La répression, d’une rare intensité, fait son apparition. C’est un jeune manifestant pacifiste qui en fait les frais. Jet de pepper spray en pleine figure, la police militaire répond par la force. Une reporter du quotidien Folha de SP est atteinte d’un tir de balle au caoutchouc en plein visage. Les premières sirènes retentissent. La police arrête un journaliste de la revue Carta Capital. Motif? Le jeune homme transporte une bouteille de vinaigre dans son sac pour se protéger contre les gaz lacrymogènes.

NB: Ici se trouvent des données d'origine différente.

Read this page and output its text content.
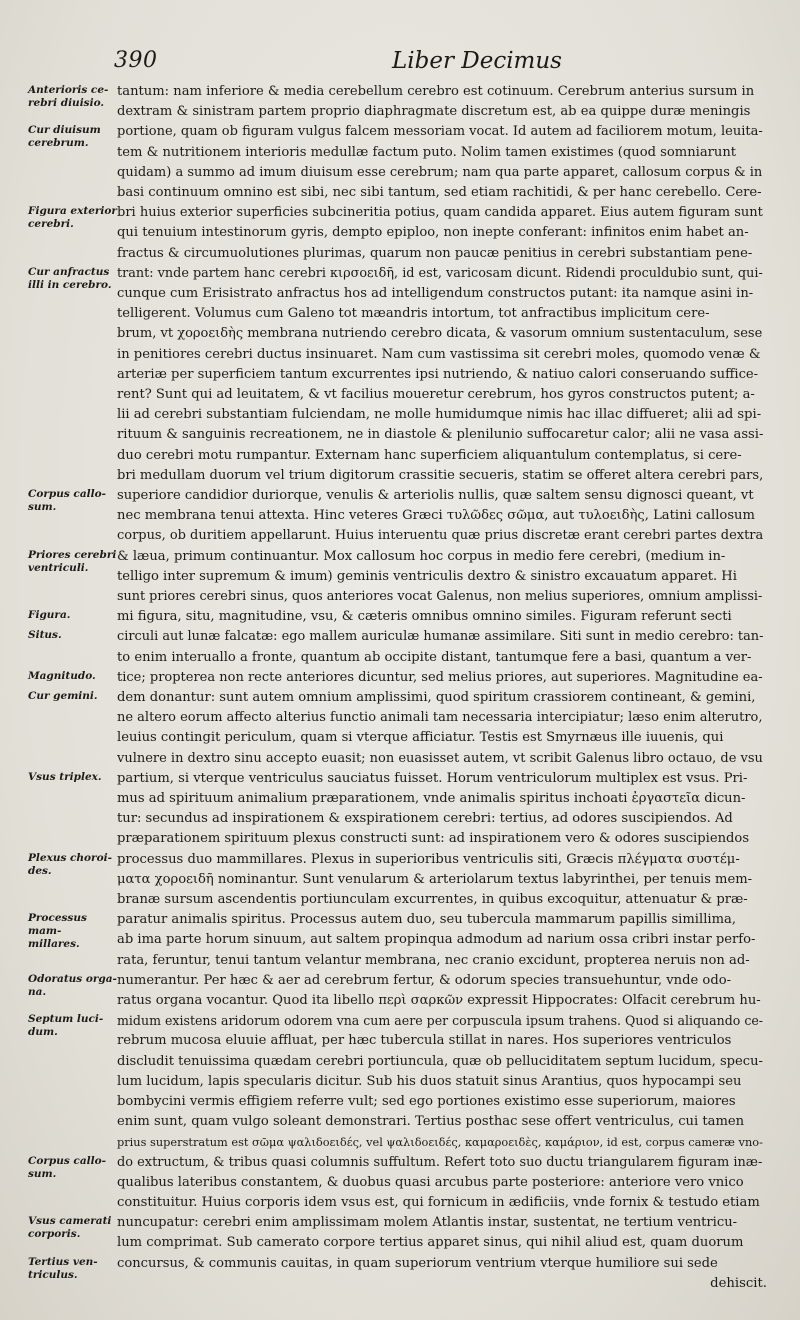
390	Liber Decimus
Anterioris ce-
rebri diuisio.
Cur diuisum
cerebrum.
Figura exterior
cerebri.
Cur anfractus
illi in cerebro.
Corpus callo-
sum.
Priores cerebri
ventriculi.
Figura.
Situs.
Magnitudo.
Cur gemini.
Vsus triplex.
Plexus choroi-
des.
Processus mam-
millares.
Odoratus orga-
na.
Septum luci-
dum.
Corpus callo-
sum.
Vsus camerati
corporis.
Tertius ven-
triculus.
tantum: nam inferiore & media cerebellum cerebro est cotinuum. Cerebrum anterius sursum in
dextram & sinistram partem proprio diaphragmate discretum est, ab ea quippe duræ meningis
portione, quam ob figuram vulgus falcem messoriam vocat. Id autem ad faciliorem motum, leuita-
tem & nutritionem interioris medullæ factum puto. Nolim tamen existimes (quod somniarunt
quidam) a summo ad imum diuisum esse cerebrum; nam qua parte apparet, callosum corpus & in
basi continuum omnino est sibi, nec sibi tantum, sed etiam rachitidi, & per hanc cerebello. Cere-
bri huius exterior superficies subcineritia potius, quam candida apparet. Eius autem figuram sunt
qui tenuium intestinorum gyris, dempto epiploo, non inepte conferant: infinitos enim habet an-
fractus & circumuolutiones plurimas, quarum non paucæ penitius in cerebri substantiam pene-
trant: vnde partem hanc cerebri κιρσοειδῆ, id est, varicosam dicunt. Ridendi proculdubio sunt, qui-
cunque cum Erisistrato anfractus hos ad intelligendum constructos putant: ita namque asini in-
telligerent. Volumus cum Galeno tot mæandris intortum, tot anfractibus implicitum cere-
brum, vt χοροειδὴς membrana nutriendo cerebro dicata, & vasorum omnium sustentaculum, sese
in penitiores cerebri ductus insinuaret. Nam cum vastissima sit cerebri moles, quomodo venæ &
arteriæ per superficiem tantum excurrentes ipsi nutriendo, & natiuo calori conseruando suffice-
rent? Sunt qui ad leuitatem, & vt facilius moueretur cerebrum, hos gyros constructos putent; a-
lii ad cerebri substantiam fulciendam, ne molle humidumque nimis hac illac diffueret; alii ad spi-
rituum & sanguinis recreationem, ne in diastole & plenilunio suffocaretur calor; alii ne vasa assi-
duo cerebri motu rumpantur. Externam hanc superficiem aliquantulum contemplatus, si cere-
bri medullam duorum vel trium digitorum crassitie secueris, statim se offeret altera cerebri pars,
superiore candidior duriorque, venulis & arteriolis nullis, quæ saltem sensu dignosci queant, vt
nec membrana tenui attexta. Hinc veteres Græci τυλῶδες σῶμα, aut τυλοειδὴς, Latini callosum
corpus, ob duritiem appellarunt. Huius interuentu quæ prius discretæ erant cerebri partes dextra
& læua, primum continuantur. Mox callosum hoc corpus in medio fere cerebri, (medium in-
telligo inter supremum & imum) geminis ventriculis dextro & sinistro excauatum apparet. Hi
sunt priores cerebri sinus, quos anteriores vocat Galenus, non melius superiores, omnium amplissi-
mi figura, situ, magnitudine, vsu, & cæteris omnibus omnino similes. Figuram referunt secti
circuli aut lunæ falcatæ: ego mallem auriculæ humanæ assimilare. Siti sunt in medio cerebro: tan-
to enim interuallo a fronte, quantum ab occipite distant, tantumque fere a basi, quantum a ver-
tice; propterea non recte anteriores dicuntur, sed melius priores, aut superiores. Magnitudine ea-
dem donantur: sunt autem omnium amplissimi, quod spiritum crassiorem contineant, & gemini,
ne altero eorum affecto alterius functio animali tam necessaria intercipiatur; læso enim alterutro,
leuius contingit periculum, quam si vterque afficiatur. Testis est Smyrnæus ille iuuenis, qui
vulnere in dextro sinu accepto euasit; non euasisset autem, vt scribit Galenus libro octauo, de vsu
partium, si vterque ventriculus sauciatus fuisset. Horum ventriculorum multiplex est vsus. Pri-
mus ad spirituum animalium præparationem, vnde animalis spiritus inchoati ἐργαστεῖα dicun-
tur: secundus ad inspirationem & exspirationem cerebri: tertius, ad odores suscipiendos. Ad
præparationem spirituum plexus constructi sunt: ad inspirationem vero & odores suscipiendos
processus duo mammillares. Plexus in superioribus ventriculis siti, Græcis πλέγματα συστέμ-
ματα χοροειδῆ nominantur. Sunt venularum & arteriolarum textus labyrinthei, per tenuis mem-
branæ sursum ascendentis portiunculam excurrentes, in quibus excoquitur, attenuatur & præ-
paratur animalis spiritus. Processus autem duo, seu tubercula mammarum papillis simillima,
ab ima parte horum sinuum, aut saltem propinqua admodum ad narium ossa cribri instar perfo-
rata, feruntur, tenui tantum velantur membrana, nec cranio excidunt, propterea neruis non ad-
numerantur. Per hæc & aer ad cerebrum fertur, & odorum species transuehuntur, vnde odo-
ratus organa vocantur. Quod ita libello περὶ σαρκῶν expressit Hippocrates: Olfacit cerebrum hu-
midum existens aridorum odorem vna cum aere per corpuscula ipsum trahens. Quod si aliquando ce-
rebrum mucosa eluuie affluat, per hæc tubercula stillat in nares. Hos superiores ventriculos
discludit tenuissima quædam cerebri portiuncula, quæ ob pelluciditatem septum lucidum, specu-
lum lucidum, lapis specularis dicitur. Sub his duos statuit sinus Arantius, quos hypocampi seu
bombycini vermis effigiem referre vult; sed ego portiones existimo esse superiorum, maiores
enim sunt, quam vulgo soleant demonstrari. Tertius posthac sese offert ventriculus, cui tamen
prius superstratum est σῶμα ψαλιδοειδές, vel ψαλιδοειδές, καμαροειδὲς, καμάριον, id est, corpus cameræ vno-
do extructum, & tribus quasi columnis suffultum. Refert toto suo ductu triangularem figuram inæ-
qualibus lateribus constantem, & duobus quasi arcubus parte posteriore: anteriore vero vnico
constituitur. Huius corporis idem vsus est, qui fornicum in ædificiis, vnde fornix & testudo etiam
nuncupatur: cerebri enim amplissimam molem Atlantis instar, sustentat, ne tertium ventricu-
lum comprimat. Sub camerato corpore tertius apparet sinus, qui nihil aliud est, quam duorum
concursus, & communis cauitas, in quam superiorum ventrium vterque humiliore sui sede
dehiscit.
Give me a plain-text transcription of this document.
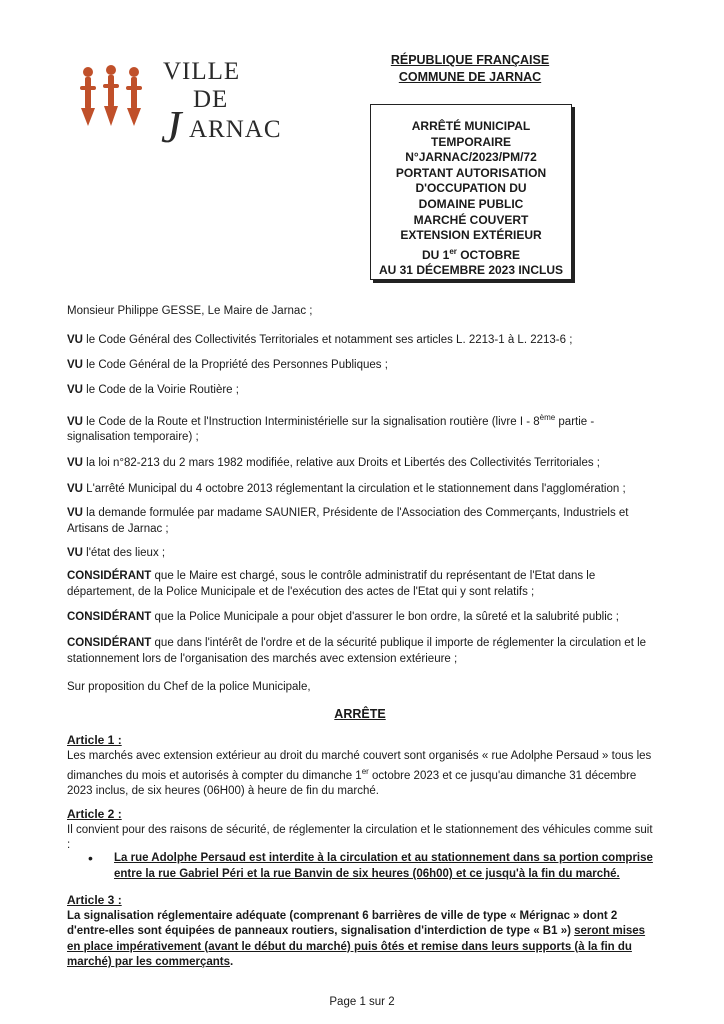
VILLE
DE
J ARNAC
RÉPUBLIQUE FRANÇAISE
COMMUNE DE JARNAC
ARRÊTÉ MUNICIPAL
TEMPORAIRE
N°JARNAC/2023/PM/72
PORTANT AUTORISATION
D'OCCUPATION DU
DOMAINE PUBLIC
MARCHÉ COUVERT
EXTENSION EXTÉRIEUR
DU 1er OCTOBRE
AU 31 DÉCEMBRE 2023 INCLUS
Monsieur Philippe GESSE, Le Maire de Jarnac ;
VU le Code Général des Collectivités Territoriales et notamment ses articles L. 2213-1 à L. 2213-6 ;
VU le Code Général de la Propriété des Personnes Publiques ;
VU le Code de la Voirie Routière ;
VU le Code de la Route et l'Instruction Interministérielle sur la signalisation routière (livre I - 8ème partie - signalisation temporaire) ;
VU la loi n°82-213 du 2 mars 1982 modifiée, relative aux Droits et Libertés des Collectivités Territoriales ;
VU L'arrêté Municipal du 4 octobre 2013 réglementant la circulation et le stationnement dans l'agglomération ;
VU la demande formulée par madame SAUNIER, Présidente de l'Association des Commerçants, Industriels et Artisans de Jarnac ;
VU l'état des lieux ;
CONSIDÉRANT que le Maire est chargé, sous le contrôle administratif du représentant de l'Etat dans le département, de la Police Municipale et de l'exécution des actes de l'Etat qui y sont relatifs ;
CONSIDÉRANT que la Police Municipale a pour objet d'assurer le bon ordre, la sûreté et la salubrité public ;
CONSIDÉRANT que dans l'intérêt de l'ordre et de la sécurité publique il importe de réglementer la circulation et le stationnement lors de l'organisation des marchés avec extension extérieure ;
Sur proposition du Chef de la police Municipale,
ARRÊTE
Article 1 :
Les marchés avec extension extérieur au droit du marché couvert sont organisés « rue Adolphe Persaud » tous les dimanches du mois et autorisés à compter du dimanche 1er octobre 2023 et ce jusqu'au dimanche 31 décembre 2023 inclus, de six heures (06H00) à heure de fin du marché.
Article 2 :
Il convient pour des raisons de sécurité, de réglementer la circulation et le stationnement des véhicules comme suit :
• La rue Adolphe Persaud est interdite à la circulation et au stationnement dans sa portion comprise entre la rue Gabriel Péri et la rue Banvin de six heures (06h00) et ce jusqu'à la fin du marché.
Article 3 :
La signalisation réglementaire adéquate (comprenant 6 barrières de ville de type « Mérignac » dont 2 d'entre-elles sont équipées de panneaux routiers, signalisation d'interdiction de type « B1 ») seront mises en place impérativement (avant le début du marché) puis ôtés et remise dans leurs supports (à la fin du marché) par les commerçants.
Page 1 sur 2
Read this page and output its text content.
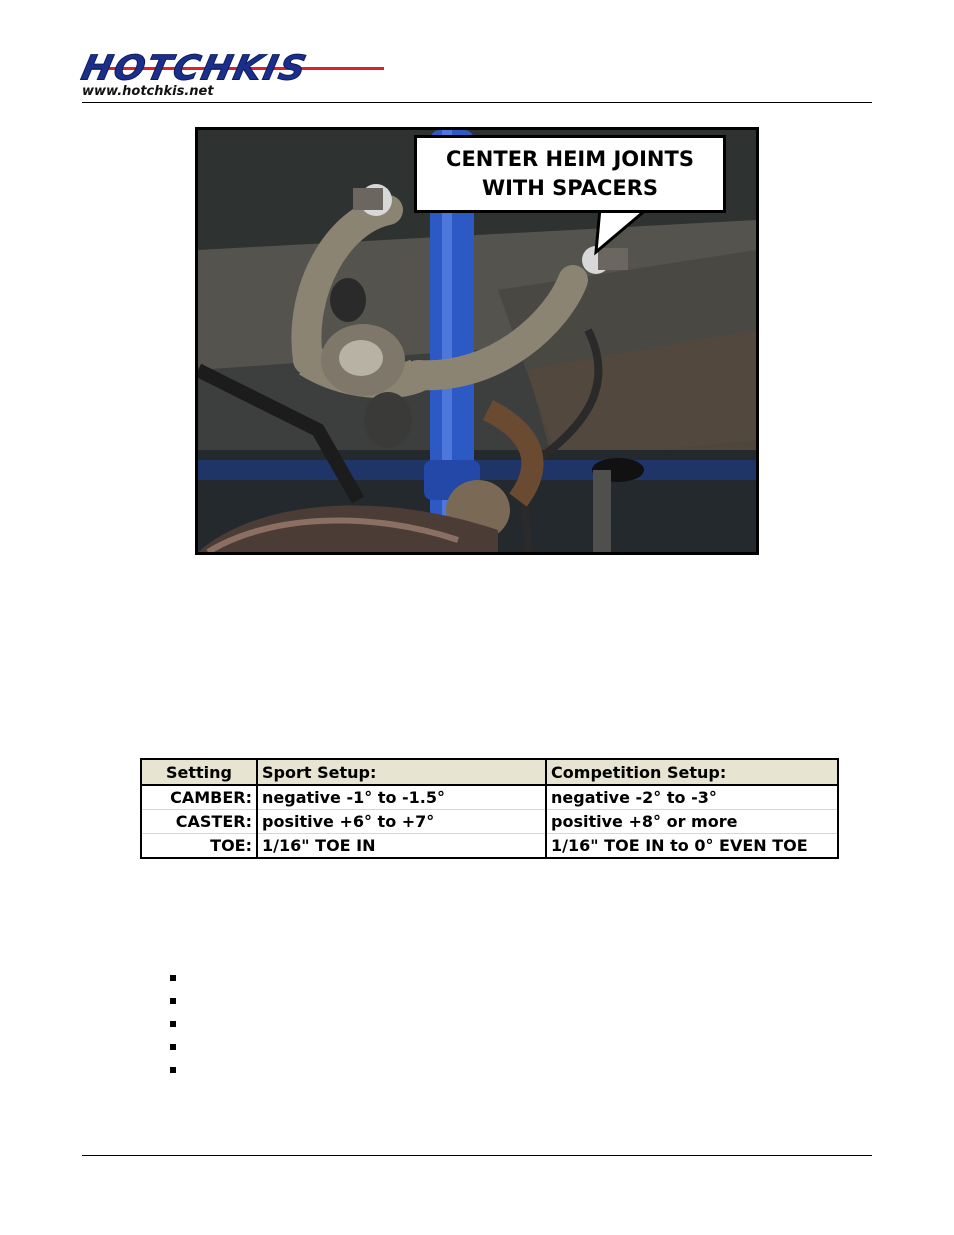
HOTCHKIS
www.hotchkis.net
CENTER HEIM JOINTS
WITH SPACERS
Setting	Sport Setup:	Competition Setup:
CAMBER:	negative -1° to -1.5°	negative -2° to -3°
CASTER:	positive +6° to +7°	positive +8° or more
TOE:	1/16" TOE IN	1/16" TOE IN to 0° EVEN TOE
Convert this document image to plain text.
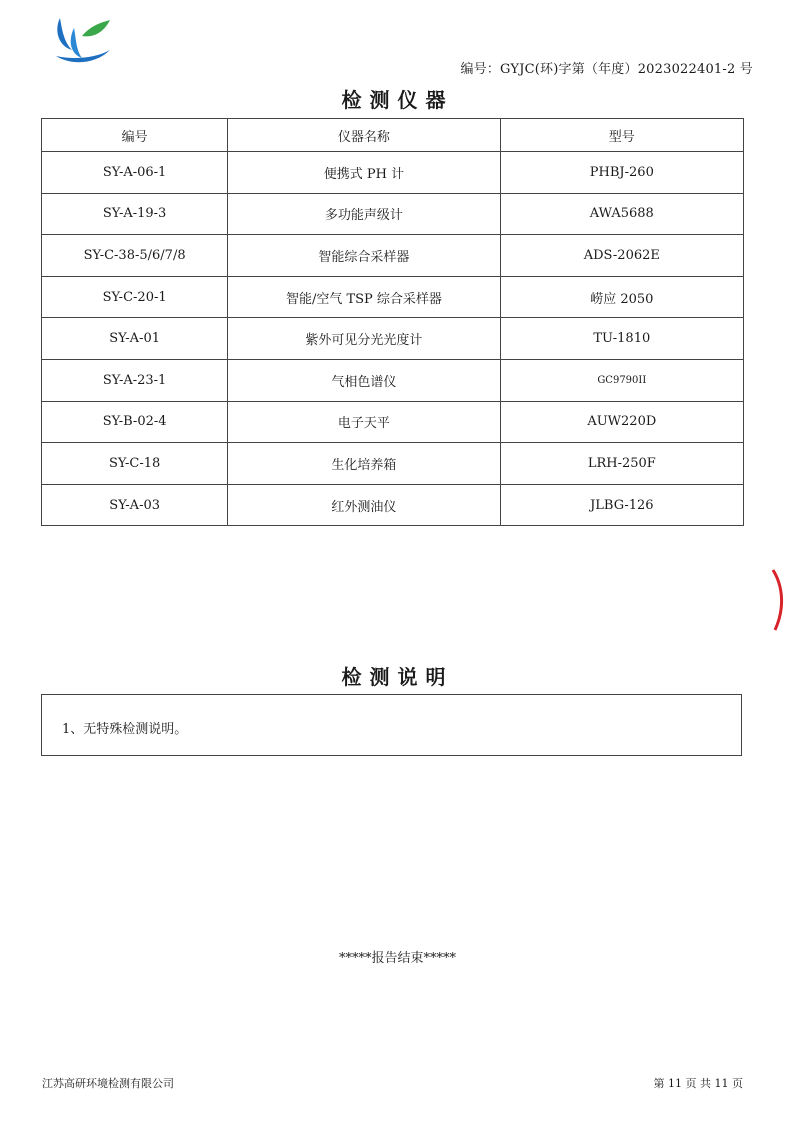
编号：GYJC(环)字第（年度）2023022401-2 号
检测仪器
编号	仪器名称	型号
SY-A-06-1	便携式 PH 计	PHBJ-260
SY-A-19-3	多功能声级计	AWA5688
SY-C-38-5/6/7/8	智能综合采样器	ADS-2062E
SY-C-20-1	智能/空气 TSP 综合采样器	崂应 2050
SY-A-01	紫外可见分光光度计	TU-1810
SY-A-23-1	气相色谱仪	GC9790II
SY-B-02-4	电子天平	AUW220D
SY-C-18	生化培养箱	LRH-250F
SY-A-03	红外测油仪	JLBG-126
检测说明
1、无特殊检测说明。
*****报告结束*****
江苏高研环境检测有限公司	第 11 页 共 11 页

La police militaire repousse un groupe de manifestants qui tentent de se diriger vers l’Avenida Paulista, centre financier et commercial de la sixième puissance économique mondiale. Le centre-ville vire au chaos. Balles en caoutchouc, pétards, jets de pierre. La rue commence à brûler, quelques barricades se forment. Des renforts arrivent sur place. Personne ne s’attendait à voir de telles scènes se produire dans les rues de Sao Paulo, vitrine de la réussite économique du géant brésilien.

Lundi 17 Juin, Curitiba, « ville modèle » du sud du Brésil. Le mouvement contestataire prend une ampleur nationale: Rio de Janeiro, Brasilia, Porto Alegre, Belo Horizonte, Campinas… Des centaines de milliers de Brésiliens descendent dans les rues afin de protester contre l’augmentation du prix dans les transports en commun. D’autres motifs viennent nourrir la colère de la jeunesse: la corruption, la faiblesse des services publics, un prix de la vie en constante hausse, la répression policière.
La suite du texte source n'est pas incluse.